J'ai récemment eu un long débat sur les langues avec les amis Australiens avec qui je passe le plus clair de mon temps ces jours-ci. Après y avoir beaucoup réfléchi et fait des recherches, je pense que nous devrions tous parler anglais? Pourquoi? Permettez moi de partager cette reflexion.

Entre 6,000 et 7,000 langages différents existent, suivant quelle définition de "langage" vous utilisez et comment vous présentez la distinction entre langage et dialecte.

Suivant les données que vous choisissez, (prenons les estimatons de Kryss Talaat, comme le fait wikipedia), les 30 premiers couvrent 6.2 milliards d'entre nous. Le top 3 est bien connu: Mandarin, Englais et Espagnol.

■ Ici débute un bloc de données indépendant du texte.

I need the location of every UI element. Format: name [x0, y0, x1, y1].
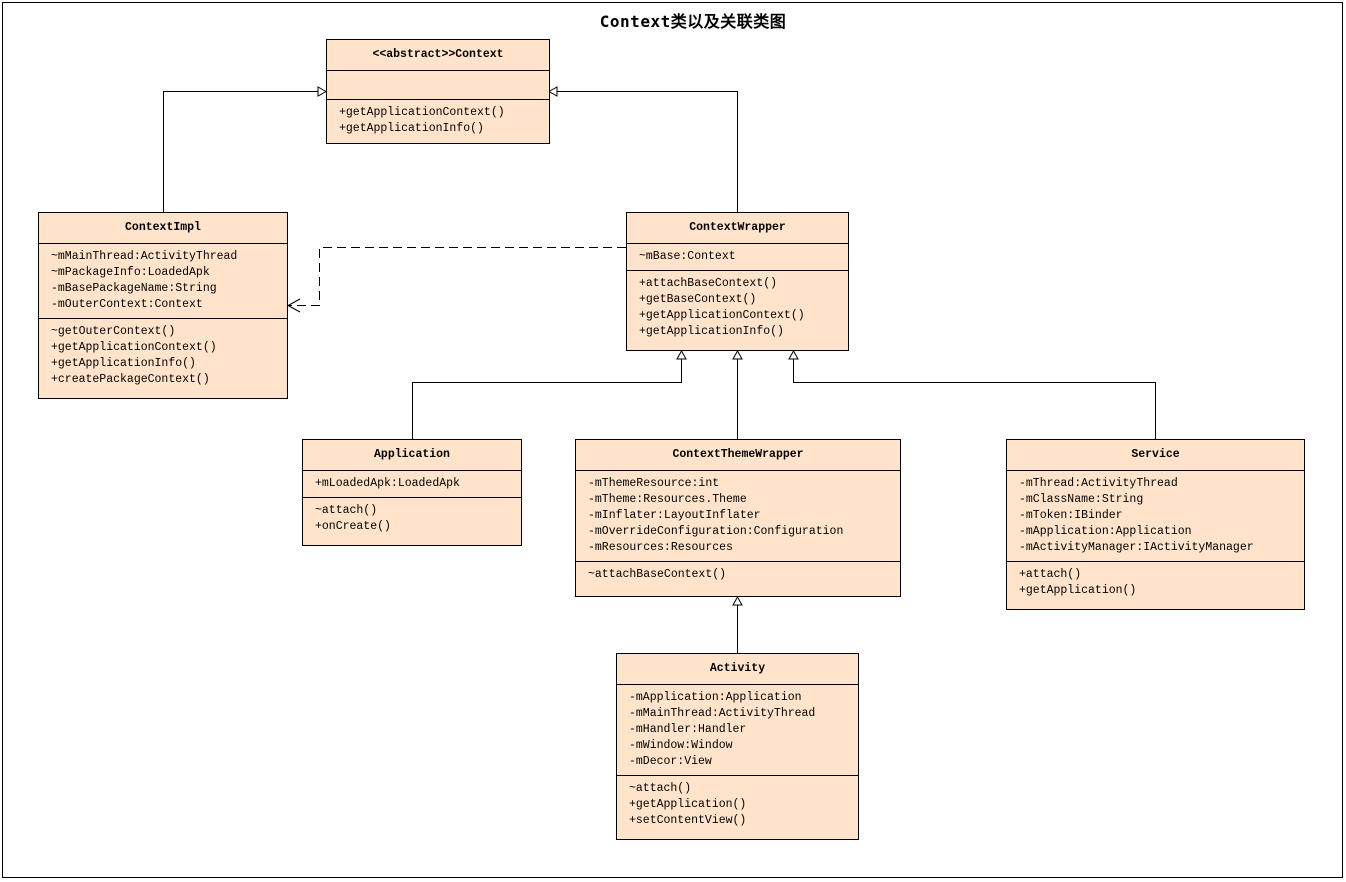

Il couvre 2.6 miliards.

Si nous regardons les chiffres, la conclusion facile pourrait être: nous devrions tous parler Mandarin, vu que c'est le plus parlé.

Oui, mais nous pourrions aussi affirmer que l'Anglais est la langue internationale des affaires, donc ce devrait être la langue que chacun doit connaitre.

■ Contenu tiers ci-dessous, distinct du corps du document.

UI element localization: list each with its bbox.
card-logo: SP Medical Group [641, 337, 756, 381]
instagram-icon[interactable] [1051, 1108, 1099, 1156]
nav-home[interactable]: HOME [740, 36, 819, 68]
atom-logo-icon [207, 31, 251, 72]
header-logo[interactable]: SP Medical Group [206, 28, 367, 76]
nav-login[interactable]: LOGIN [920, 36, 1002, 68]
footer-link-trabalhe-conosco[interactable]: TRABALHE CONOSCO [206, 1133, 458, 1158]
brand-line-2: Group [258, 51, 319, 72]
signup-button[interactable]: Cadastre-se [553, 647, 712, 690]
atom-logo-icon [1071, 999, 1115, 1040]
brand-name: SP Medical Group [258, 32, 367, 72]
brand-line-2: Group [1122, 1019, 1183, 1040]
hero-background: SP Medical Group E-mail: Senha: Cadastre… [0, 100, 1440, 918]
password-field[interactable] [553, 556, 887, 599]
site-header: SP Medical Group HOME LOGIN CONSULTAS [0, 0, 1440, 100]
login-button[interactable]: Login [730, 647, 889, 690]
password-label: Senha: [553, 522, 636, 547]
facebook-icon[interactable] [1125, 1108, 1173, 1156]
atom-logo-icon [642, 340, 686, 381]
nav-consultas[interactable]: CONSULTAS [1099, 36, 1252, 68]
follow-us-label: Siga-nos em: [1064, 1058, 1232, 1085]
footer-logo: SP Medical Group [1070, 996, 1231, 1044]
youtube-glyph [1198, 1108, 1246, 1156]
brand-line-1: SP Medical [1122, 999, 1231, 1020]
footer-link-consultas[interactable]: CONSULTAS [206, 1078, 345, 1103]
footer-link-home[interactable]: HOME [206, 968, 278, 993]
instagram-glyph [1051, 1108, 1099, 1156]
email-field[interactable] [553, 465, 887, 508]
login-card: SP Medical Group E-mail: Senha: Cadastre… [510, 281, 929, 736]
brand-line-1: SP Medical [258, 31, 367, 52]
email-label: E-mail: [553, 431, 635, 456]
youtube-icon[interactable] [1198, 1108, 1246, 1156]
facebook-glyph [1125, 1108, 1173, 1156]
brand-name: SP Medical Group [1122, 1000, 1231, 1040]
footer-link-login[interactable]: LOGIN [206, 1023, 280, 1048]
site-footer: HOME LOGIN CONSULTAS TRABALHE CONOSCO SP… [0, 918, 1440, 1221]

Attendez, pourquoi argumenter? Nous pouvons simplement admettre que tous les langages sont voués à être remplacé tôt ou tard, donc ceci est une discussion inutile.

Regardons ça de plus près.

Histoire

L'humanité a connu des langages significatif dans le passé. Phoenicien, Sanskrit classic, Grec Ancien, Hebreux ou Latin: ils ont tous été des langages majeurs à un moment donné. Pas parlé par tous, mais ils étaient des signes fort de la globalisation dans ces temps anciens. Que c'est il passé? Guerres, évolutions linguistiques, divisions de pays: tôt ou tard, chacun d'entre eux a été ajouté à la longue liste des langues morte. Dans l'état d'esprit d'aujourd'hui des anglophones, le futur de l'Anglais n'a jamais été aussi brillant. Mais dans l'état d'esprit du 2ième siècle en Europe, le futur du Latin n'avait jamais été aussi brillant également. Alors pourquoi l'anglais serait il différent?

Nous pouvons raisonnablement considérer qu'il va suivre son chemin à travers les siècles pour finalement mourrir, remplacé par le Mandarin ou une autre langue. Mais c'est un fait, le monde a beaucoup changé depuis le 2ième siècle. Malheureusement, les guerres sont toujours présentent. Les divisions de pays et les évolutions linguistiques aussi. Au 2ième siècle, des langues continuent de mourrir, comme l'Eyak (en Alaska, éteind en 2008) ou le Cromarty (Langue Germanique du nord de l'Ecosse éteinte l'an dernier).

Alors qu'est ce qui a changé?

Les communications mondiales. En l'an 200, l'Empire Romain n'avait pas la moindre idée de ce qui se passait en Asie ou en Amérique. Mais nous aujourd'hui si. Nous sommes au courant de ce qui se passe à peu près partout en ce moment. Alors peut-être parce que nos moyens de communication sont si différents, l'histore n'est plus vraiment un guide.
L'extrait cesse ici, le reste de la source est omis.